The song, quoting Catherine Earnshaw, the novel’s protagonist, was written in a few hours, late at night. While some still cite Gilmour as the guitarist playing the solo, it was actually played by Ian Bairnson. Gilmour was naturally delighted by his protégée’s success. “Kate is a complete one-off,” he said a few years ago. “I can’t think of anyone like her. Joni Mitchell was also a one-off, an original, but Kate is nothing like that.”

Suddenly aware that its investment had made sense and that it owned a hot property, EMI wanted to capitalise by speeding things along. The Man With The Child In His Eyes had won Kate an Ivor Novello award for songwriting, but had also seen a video which played up the singer’s sexual attractiveness. Posters and photos adopting the same tactics followed, making much of a flesh-coloured bodysuit.
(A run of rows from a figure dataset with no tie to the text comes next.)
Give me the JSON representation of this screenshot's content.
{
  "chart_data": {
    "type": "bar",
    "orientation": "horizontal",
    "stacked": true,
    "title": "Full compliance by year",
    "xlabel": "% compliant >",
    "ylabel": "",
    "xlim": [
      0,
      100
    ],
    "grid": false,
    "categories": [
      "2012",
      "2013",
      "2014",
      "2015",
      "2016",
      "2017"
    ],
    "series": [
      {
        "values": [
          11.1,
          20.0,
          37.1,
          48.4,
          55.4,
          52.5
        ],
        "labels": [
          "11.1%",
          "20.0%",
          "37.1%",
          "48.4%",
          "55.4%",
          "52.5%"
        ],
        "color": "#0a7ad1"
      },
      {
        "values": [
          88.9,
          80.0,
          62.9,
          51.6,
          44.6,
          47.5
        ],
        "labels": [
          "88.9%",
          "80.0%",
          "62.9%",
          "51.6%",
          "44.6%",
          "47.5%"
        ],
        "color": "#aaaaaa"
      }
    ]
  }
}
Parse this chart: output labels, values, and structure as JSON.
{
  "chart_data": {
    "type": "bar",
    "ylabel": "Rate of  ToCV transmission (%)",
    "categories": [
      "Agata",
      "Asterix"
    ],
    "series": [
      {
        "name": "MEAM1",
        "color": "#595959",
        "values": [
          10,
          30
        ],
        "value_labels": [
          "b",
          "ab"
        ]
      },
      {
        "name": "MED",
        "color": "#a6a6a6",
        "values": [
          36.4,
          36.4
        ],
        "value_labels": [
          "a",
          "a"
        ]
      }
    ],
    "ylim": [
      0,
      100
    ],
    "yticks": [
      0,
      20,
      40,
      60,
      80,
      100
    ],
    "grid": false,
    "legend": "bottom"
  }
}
It was as if nobody had listened to the music and learned this wasn’t a customary case of bubbly pop starlet. (At the same time Debbie Harry of Blondie experienced similar retro-thinking.)

As John Carder Bush put it, “It was the brain and not the body that was Kate’s real quality.” Bush herself said: “The media just promoted me as a female body. People weren’t even generally aware that I wrote my own songs or played the piano.”
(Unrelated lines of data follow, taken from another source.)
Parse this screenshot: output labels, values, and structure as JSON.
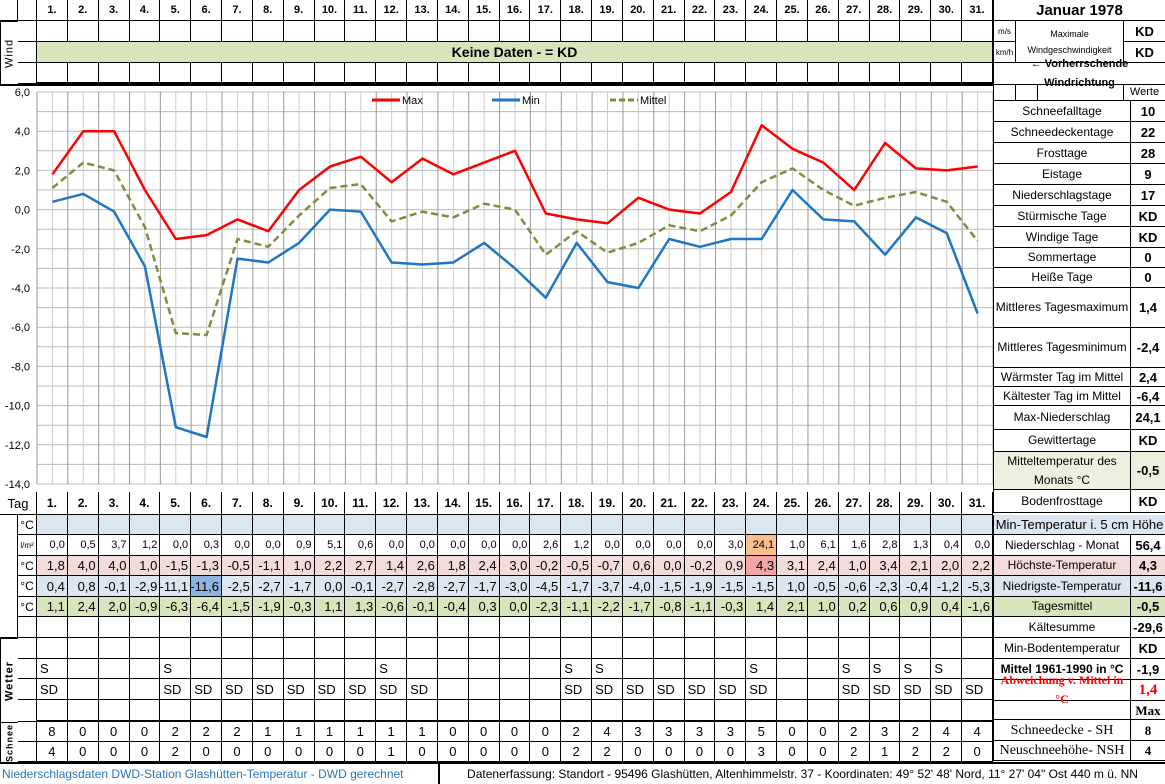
{
  "days": [
    "1.",
    "2.",
    "3.",
    "4.",
    "5.",
    "6.",
    "7.",
    "8.",
    "9.",
    "10.",
    "11.",
    "12.",
    "13.",
    "14.",
    "15.",
    "16.",
    "17.",
    "18.",
    "19.",
    "20.",
    "21.",
    "22.",
    "23.",
    "24.",
    "25.",
    "26.",
    "27.",
    "28.",
    "29.",
    "30.",
    "31."
  ],
  "labels": {
    "wind": "Wind",
    "tag": "Tag",
    "wetter": "Wetter",
    "schnee": "Schnee",
    "celsius": "°C",
    "lm2": "l/m²",
    "no_data": "Keine Daten -  = KD"
  },
  "precip": [
    "0,0",
    "0,5",
    "3,7",
    "1,2",
    "0,0",
    "0,3",
    "0,0",
    "0,0",
    "0,9",
    "5,1",
    "0,6",
    "0,0",
    "0,0",
    "0,0",
    "0,0",
    "0,0",
    "2,6",
    "1,2",
    "0,0",
    "0,0",
    "0,0",
    "0,0",
    "3,0",
    "24,1",
    "1,0",
    "6,1",
    "1,6",
    "2,8",
    "1,3",
    "0,4",
    "0,0"
  ],
  "tmax": [
    "1,8",
    "4,0",
    "4,0",
    "1,0",
    "-1,5",
    "-1,3",
    "-0,5",
    "-1,1",
    "1,0",
    "2,2",
    "2,7",
    "1,4",
    "2,6",
    "1,8",
    "2,4",
    "3,0",
    "-0,2",
    "-0,5",
    "-0,7",
    "0,6",
    "0,0",
    "-0,2",
    "0,9",
    "4,3",
    "3,1",
    "2,4",
    "1,0",
    "3,4",
    "2,1",
    "2,0",
    "2,2"
  ],
  "tmin": [
    "0,4",
    "0,8",
    "-0,1",
    "-2,9",
    "-11,1",
    "-11,6",
    "-2,5",
    "-2,7",
    "-1,7",
    "0,0",
    "-0,1",
    "-2,7",
    "-2,8",
    "-2,7",
    "-1,7",
    "-3,0",
    "-4,5",
    "-1,7",
    "-3,7",
    "-4,0",
    "-1,5",
    "-1,9",
    "-1,5",
    "-1,5",
    "1,0",
    "-0,5",
    "-0,6",
    "-2,3",
    "-0,4",
    "-1,2",
    "-5,3"
  ],
  "tmean": [
    "1,1",
    "2,4",
    "2,0",
    "-0,9",
    "-6,3",
    "-6,4",
    "-1,5",
    "-1,9",
    "-0,3",
    "1,1",
    "1,3",
    "-0,6",
    "-0,1",
    "-0,4",
    "0,3",
    "0,0",
    "-2,3",
    "-1,1",
    "-2,2",
    "-1,7",
    "-0,8",
    "-1,1",
    "-0,3",
    "1,4",
    "2,1",
    "1,0",
    "0,2",
    "0,6",
    "0,9",
    "0,4",
    "-1,6"
  ],
  "wetter_s": [
    "S",
    "",
    "",
    "",
    "S",
    "",
    "",
    "",
    "",
    "",
    "",
    "S",
    "",
    "",
    "",
    "",
    "",
    "S",
    "S",
    "",
    "",
    "",
    "",
    "S",
    "",
    "",
    "S",
    "S",
    "S",
    "S",
    ""
  ],
  "wetter_sd": [
    "SD",
    "",
    "",
    "",
    "SD",
    "SD",
    "SD",
    "SD",
    "SD",
    "SD",
    "SD",
    "SD",
    "SD",
    "",
    "",
    "",
    "",
    "SD",
    "SD",
    "SD",
    "SD",
    "SD",
    "SD",
    "SD",
    "",
    "",
    "SD",
    "SD",
    "SD",
    "SD",
    "SD"
  ],
  "snow_sh": [
    "8",
    "0",
    "0",
    "0",
    "2",
    "2",
    "2",
    "1",
    "1",
    "1",
    "1",
    "1",
    "1",
    "0",
    "0",
    "0",
    "0",
    "2",
    "4",
    "3",
    "3",
    "3",
    "3",
    "5",
    "0",
    "0",
    "2",
    "3",
    "2",
    "4",
    "4"
  ],
  "snow_nsh": [
    "4",
    "0",
    "0",
    "0",
    "2",
    "0",
    "0",
    "0",
    "0",
    "0",
    "0",
    "1",
    "0",
    "0",
    "0",
    "0",
    "0",
    "2",
    "2",
    "0",
    "0",
    "0",
    "0",
    "3",
    "0",
    "0",
    "2",
    "1",
    "2",
    "2",
    "0"
  ],
  "panel": {
    "title": "Januar 1978",
    "unit_ms": "m/s",
    "unit_kmh": "km/h",
    "wind_label": "Maximale Windgeschwindigkeit",
    "wind_ms": "KD",
    "wind_kmh": "KD",
    "wind_dir": "← Vorherrschende Windrichtung",
    "werte": "Werte",
    "stats": [
      {
        "label": "Schneefalltage",
        "value": "10"
      },
      {
        "label": "Schneedeckentage",
        "value": "22"
      },
      {
        "label": "Frosttage",
        "value": "28"
      },
      {
        "label": "Eistage",
        "value": "9"
      },
      {
        "label": "Niederschlagstage",
        "value": "17"
      },
      {
        "label": "Stürmische Tage",
        "value": "KD"
      },
      {
        "label": "Windige Tage",
        "value": "KD"
      },
      {
        "label": "Sommertage",
        "value": "0"
      },
      {
        "label": "Heiße Tage",
        "value": "0"
      },
      {
        "label": "Mittleres Tagesmaximum",
        "value": "1,4"
      },
      {
        "label": "Mittleres Tagesminimum",
        "value": "-2,4"
      },
      {
        "label": "Wärmster Tag im Mittel",
        "value": "2,4"
      },
      {
        "label": "Kältester Tag im Mittel",
        "value": "-6,4"
      },
      {
        "label": "Max-Niederschlag",
        "value": "24,1"
      },
      {
        "label": "Gewittertage",
        "value": "KD"
      },
      {
        "label": "Mitteltemperatur des Monats °C",
        "value": "-0,5"
      },
      {
        "label": "Bodenfrosttage",
        "value": "KD"
      }
    ],
    "min5cm": "Min-Temperatur i. 5 cm Höhe",
    "stats2": [
      {
        "label": "Niederschlag - Monat",
        "value": "56,4"
      },
      {
        "label": "Höchste-Temperatur",
        "value": "4,3"
      },
      {
        "label": "Niedrigste-Temperatur",
        "value": "-11,6"
      },
      {
        "label": "Tagesmittel",
        "value": "-0,5"
      },
      {
        "label": "Kältesumme",
        "value": "-29,6"
      },
      {
        "label": "Min-Bodentemperatur",
        "value": "KD"
      },
      {
        "label": "Mittel 1961-1990 in °C",
        "value": "-1,9"
      },
      {
        "label": "Abweichung v. Mittel in °C",
        "value": "1,4"
      },
      {
        "label": "",
        "value": "Max"
      },
      {
        "label": "Schneedecke -   SH",
        "value": "8"
      },
      {
        "label": "Neuschneehöhe- NSH",
        "value": "4"
      }
    ]
  },
  "footer": {
    "left": "Niederschlagsdaten DWD-Station Glashütten-Temperatur -  DWD gerechnet",
    "right": "Datenerfassung: Standort - 95496 Glashütten, Altenhimmelstr. 37 - Koordinaten: 49° 52' 48' Nord,  11° 27' 04\" Ost  440 m ü. NN"
  },
  "colors": {
    "max": "#ff0000",
    "min": "#1f77c4",
    "mittel": "#76923c",
    "green": "#d8e4bc",
    "blue": "#dce6f1",
    "pink": "#f2dcdb",
    "minHi": "#8db4e2",
    "precipHi": "#fabf8f",
    "maxHi": "#f4a6a6",
    "footerBlue": "#2e75b6"
  },
  "chart_data": {
    "type": "line",
    "x": [
      1,
      2,
      3,
      4,
      5,
      6,
      7,
      8,
      9,
      10,
      11,
      12,
      13,
      14,
      15,
      16,
      17,
      18,
      19,
      20,
      21,
      22,
      23,
      24,
      25,
      26,
      27,
      28,
      29,
      30,
      31
    ],
    "series": [
      {
        "name": "Max",
        "values": [
          1.8,
          4.0,
          4.0,
          1.0,
          -1.5,
          -1.3,
          -0.5,
          -1.1,
          1.0,
          2.2,
          2.7,
          1.4,
          2.6,
          1.8,
          2.4,
          3.0,
          -0.2,
          -0.5,
          -0.7,
          0.6,
          0.0,
          -0.2,
          0.9,
          4.3,
          3.1,
          2.4,
          1.0,
          3.4,
          2.1,
          2.0,
          2.2
        ]
      },
      {
        "name": "Min",
        "values": [
          0.4,
          0.8,
          -0.1,
          -2.9,
          -11.1,
          -11.6,
          -2.5,
          -2.7,
          -1.7,
          0.0,
          -0.1,
          -2.7,
          -2.8,
          -2.7,
          -1.7,
          -3.0,
          -4.5,
          -1.7,
          -3.7,
          -4.0,
          -1.5,
          -1.9,
          -1.5,
          -1.5,
          1.0,
          -0.5,
          -0.6,
          -2.3,
          -0.4,
          -1.2,
          -5.3
        ]
      },
      {
        "name": "Mittel",
        "values": [
          1.1,
          2.4,
          2.0,
          -0.9,
          -6.3,
          -6.4,
          -1.5,
          -1.9,
          -0.3,
          1.1,
          1.3,
          -0.6,
          -0.1,
          -0.4,
          0.3,
          0.0,
          -2.3,
          -1.1,
          -2.2,
          -1.7,
          -0.8,
          -1.1,
          -0.3,
          1.4,
          2.1,
          1.0,
          0.2,
          0.6,
          0.9,
          0.4,
          -1.6
        ]
      }
    ],
    "yticks": [
      "6,0",
      "4,0",
      "2,0",
      "0,0",
      "-2,0",
      "-4,0",
      "-6,0",
      "-8,0",
      "-10,0",
      "-12,0",
      "-14,0"
    ],
    "ylim": [
      -14,
      6
    ],
    "legend": "top-center",
    "grid": true
  }
}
The follow-up album, Lionheart, was rushed out in late ’78, just nine months after The Kick Inside. It was recorded in Nice (to this day the only Bush album wholly recorded outside the UK). Kate has said she wished she’d had more time to work on it. She may also regret wearing the lion suit on the cover. Again produced by Andrew Powell (with Bush), and using the same group of musicians, it made less impact than her debut, reaching Number Six, while delivering a hit with Wow and a near-miss with Hammer Horror.
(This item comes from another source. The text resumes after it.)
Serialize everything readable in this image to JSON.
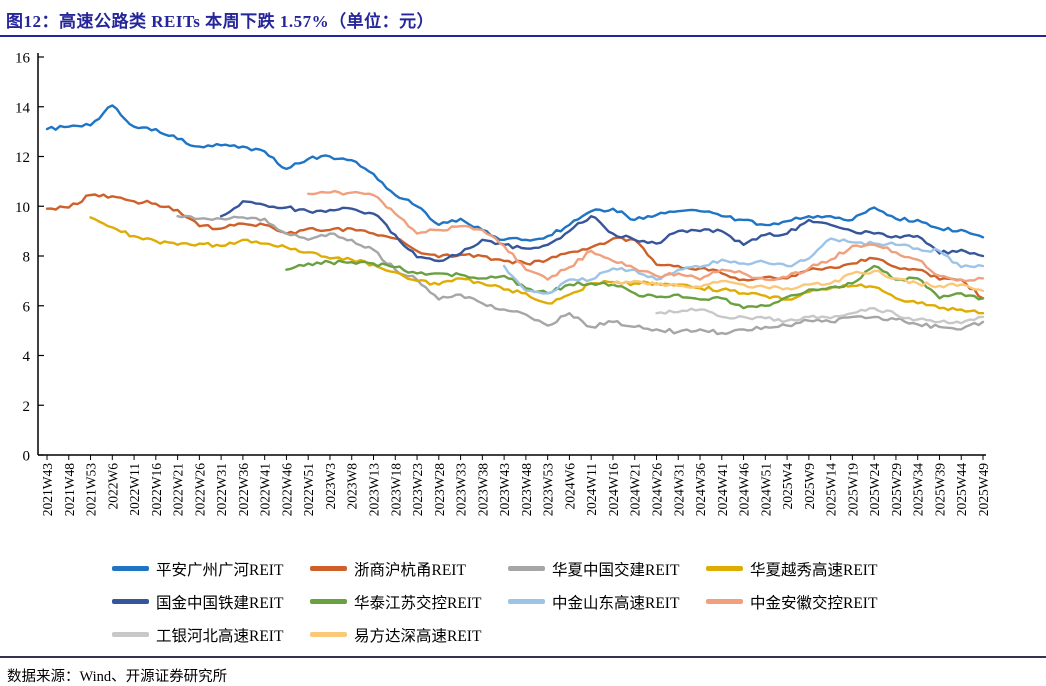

Yet it’s a beautiful, deeply affecting album, full of delicately yearning, plangent songs. And it overflows with references to English eccentricity and whimsy – meaning it shares a happy kinship with much classic prog. World War Two pilots, JM Barrie’s Peter Pan, Hammer’s scary movies, even TV cop show The Sweeney – they’re all there. It’s also the first album to feature Del Palmer on bass: he’s been involved with every album since [he died in 2024].

Now Kate was shunted out on a six-week live outing, The Tour Of Life, from April 1979. “It was utterly exhausting – and utterly successful,” said John Carder Bush. Even Kate, who afterwards vowed never to tour again, admitted: “The reactions really surprised me – it was lovely, and the greatest encouragement I could have possibly had.” The experience was blighted, however, by the death lighting technician Bill Duffield in an accident on the first night.

The shows themselves have entered rock lore. After intense rehearsals, Kate wanted to incorporate dance, props, magic, and 17 costume changes: “something special.” As she’d frequently be lifted by dancers, she needed a microphone she didn’t have to hold. “So my sound guy basically invented the radio mics you see nowadays,” she said. “He made it out of an old coat hanger, which he bent into shape.”

The tour triumphed, though reviews ranged from “her unabashed obsession with sex” to “you’re distracted by Katy being wheeled around in a giant satin-lined chocolate box.” Others praised “a dazzling testimony to a remarkable talent” and “the best welding of rock and theatrical presentation that we’re ever likely to see.”

We need more people like her, especially as so much music amounts to little more than formulaic copying of genres

She baulked again at the over-emphasis on her sexuality, and began to loathe anything that fell under the banner of promotion. With her family, she took control of her business affairs, producing her next EP (Live On Stage) alone, and then the 1980 album Never For Ever. This, yielding the hit singles Babooshka and Army Dreamers, was to be her first Number One album, and the first by any British female artist.

A durable paradox emerged: the more she distanced herself from public life, the more the public were intrigued by this individual, idiosyncratic, influential talent. As David Gilmour has proclaimed: “We need more people like her, especially as so much music amounts to little more than formulaic copying of genres. Those who have followed in her shadow are but pale imitations.”